Several dozen surrogate babies born, or about to be born, in Thailand — through the arrangements of Israeli couples — are unable to come to Israel because the Interior Ministry has not granted Israeli citizenship to the infants, according to an advocacy group formed around the issue.
There are currently some 65 babies stuck in Thailand that were conceived by homosexual Israeli couples, according to the group “Help Us Bring the Babies Home.” The group formed a Facebook page last week that has already garnered some 14,000 “Likes” and the support of Gal Uchovsky, a prominent Tel Aviv LGBTQ activist and journalist.
The group has focused its attention on Interior Minister Gideon Sa’ar, and is planning multiple demonstrations outside his Tel Aviv home this week, culminating Thursday in a large rally organized with the help of various LGBTQ organizations.
According to the group, the affected parents have followed all the legal and bureaucratic procedures required of them from the Thai authorities. “Many couples, from all over the world, perform a similar procedure in Thailand, and return to their home country with no problem,” the group said. It also noted that some of the Israeli parents have had to extend their visa in Thailand while dealing with the issue and that some of the newborns were without proper health care and insurance.
Some 20 babies have been born to Israeli couples through surrogacy in Thailand in recent weeks, and some 40 are due to be born shortly, according to Channel 2. On Sunday, the channel reported that the Interior Ministry has refused to grant citizenship to the babies due to a conflict with Thai law, which automatically grants citizenship to the babies according to the birth mother.
According to a statement from the ministry issued to Channel 2, the issue is being jointly addressed with Thai authorities by the interior, justice and foreign ministries.
“According to Thai law, the babies are Thai citizens,” the statement said. “The position of the authorities in Thailand, which was given to Israel in an official notice, is that mothers in Thailand who give birth to babies have full parental rights over those children, including custody.”

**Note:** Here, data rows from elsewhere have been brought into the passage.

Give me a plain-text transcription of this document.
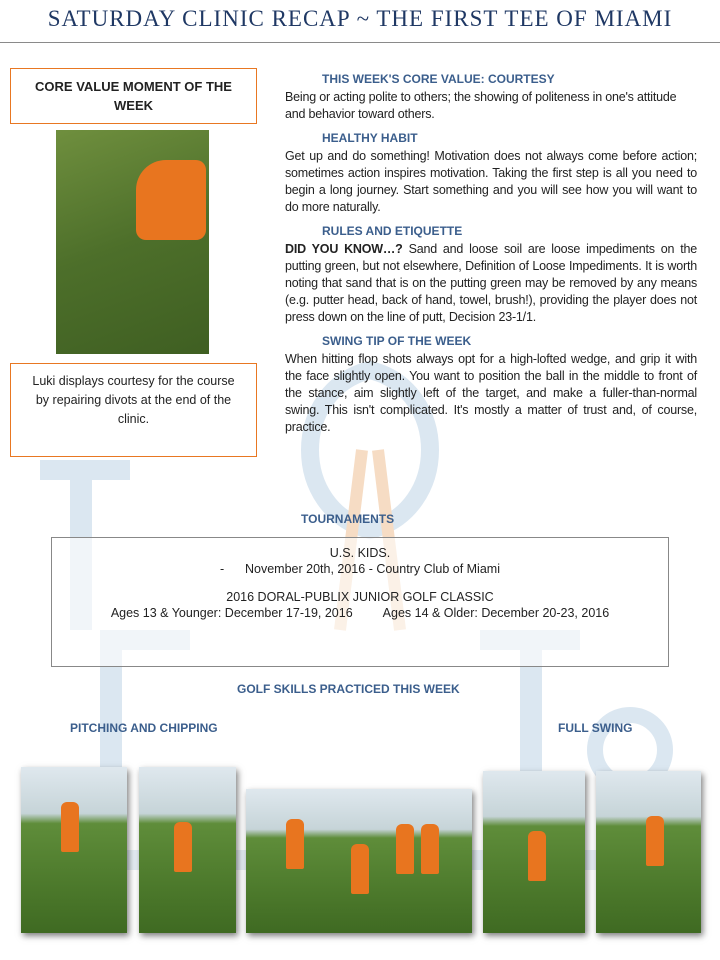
SATURDAY CLINIC RECAP ~ THE FIRST TEE OF MIAMI
CORE VALUE MOMENT OF THE WEEK
Luki displays courtesy for the course by repairing divots at the end of the clinic.
THIS WEEK'S CORE VALUE: COURTESY
Being or acting polite to others; the showing of politeness in one's attitude and behavior toward others.
HEALTHY HABIT
Get up and do something! Motivation does not always come before action; sometimes action inspires motivation. Taking the first step is all you need to begin a long journey. Start something and you will see how you will want to do more naturally.
RULES AND ETIQUETTE
DID YOU KNOW…? Sand and loose soil are loose impediments on the putting green, but not elsewhere, Definition of Loose Impediments. It is worth noting that sand that is on the putting green may be removed by any means (e.g. putter head, back of hand, towel, brush!), providing the player does not press down on the line of putt, Decision 23-1/1.
SWING TIP OF THE WEEK
When hitting flop shots always opt for a high-lofted wedge, and grip it with the face slightly open. You want to position the ball in the middle to front of the stance, aim slightly left of the target, and make a fuller-than-normal swing. This isn't complicated. It's mostly a matter of trust and, of course, practice.
TOURNAMENTS
U.S. KIDS.
-      November 20th, 2016 - Country Club of Miami
2016 DORAL-PUBLIX JUNIOR GOLF CLASSIC
Ages 13 & Younger: December 17-19, 2016 Ages 14 & Older: December 20-23, 2016
GOLF SKILLS PRACTICED THIS WEEK
PITCHING AND CHIPPING	FULL SWING
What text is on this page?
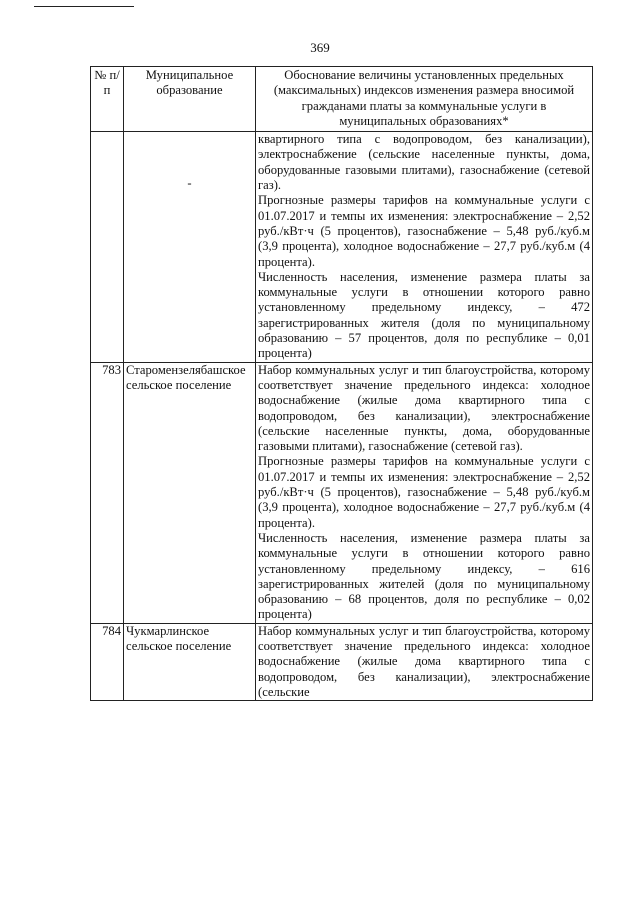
369
№ п/п	Муниципальное образование	Обоснование величины установленных предельных (максимальных) индексов изменения размера вносимой гражданами платы за коммунальные услуги в муниципальных образованиях*

	-	квартирного типа с водопроводом, без канализации), электроснабжение (сельские населенные пункты, дома, оборудованные газовыми плитами), газоснабжение (сетевой газ).

Прогнозные размеры тарифов на коммунальные услуги с 01.07.2017 и темпы их изменения: электроснабжение – 2,52 руб./кВт·ч (5 процентов), газоснабжение – 5,48 руб./куб.м (3,9 процента), холодное водоснабжение – 27,7 руб./куб.м (4 процента).

Численность населения, изменение размера платы за коммунальные услуги в отношении которого равно установленному предельному индексу, – 472 зарегистрированных жителя (доля по муниципальному образованию – 57 процентов, доля по республике – 0,01 процента)

783	Старомензелябашское сельское поселение	Набор коммунальных услуг и тип благоустройства, которому соответствует значение предельного индекса: холодное водоснабжение (жилые дома квартирного типа с водопроводом, без канализации), электроснабжение (сельские населенные пункты, дома, оборудованные газовыми плитами), газоснабжение (сетевой газ).

Прогнозные размеры тарифов на коммунальные услуги с 01.07.2017 и темпы их изменения: электроснабжение – 2,52 руб./кВт·ч (5 процентов), газоснабжение – 5,48 руб./куб.м (3,9 процента), холодное водоснабжение – 27,7 руб./куб.м (4 процента).

Численность населения, изменение размера платы за коммунальные услуги в отношении которого равно установленному предельному индексу, – 616 зарегистрированных жителей (доля по муниципальному образованию – 68 процентов, доля по республике – 0,02 процента)

784	Чукмарлинское сельское поселение	Набор коммунальных услуг и тип благоустройства, которому соответствует значение предельного индекса: холодное водоснабжение (жилые дома квартирного типа с водопроводом, без канализации), электроснабжение (сельские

The Foreign Ministry issued a notice and a travel warning to that effect at the end of December 2013, the statement said.
However, MK Nitzan Horowitz (Meretz), himself a member of the gay community, who plans to raise the issue in the Knesset, said Sunday that there is “no reason” for the Israeli surrogate babies to be denied entry into Israel, when “citizens from many other countries complete the processes of surrogacy in Thailand without any problem.”
The surrogacy procedure is extremely expensive and, according to Horowitz, many families have been put in “dire” financial straits by the situation and the delay.
Thailand permits surrogacy but has no explicit laws on the matter. However, in December, the Thai authorities began to formulate an official policy on surrogacy by foreigners, which led to the Foreign Ministry warning, according to a Haaretz report from last week.
Israel does not permit homosexual couples to initiate the surrogacy procedure in the country, forcing many who wish to have children to seek a solution abroad.
According to the website New Life in Thailand — one of the many companies that provide Thai surrogacy services for foreigners — both the Thai birth mother and the foreign father (sperm donor) are registered as the parents, and then a legal procedure is conducted whereby the mother gives up her rights to the child. The father must then acquire citizenship for the baby, which, in the case of Israel, requires a genetic test to prove paternity.
In December, Health Ministry Yael German announced that she intends to implement a 2010 panel recommendation to open up the surrogacy procedure to Israeli homosexual couples.
Israel suffers from a shortage of surrogate mothers. According to a 2013 report on the news site Walla, from 2007 to 2012, 313 Israelis found surrogate mothers abroad, compared to only 228 in Israel. The imbalance has become even worse in recent years; in 2012, 126 went through the process abroad, while only 41 did so in Israel.
Lazar Berman contributed to this report.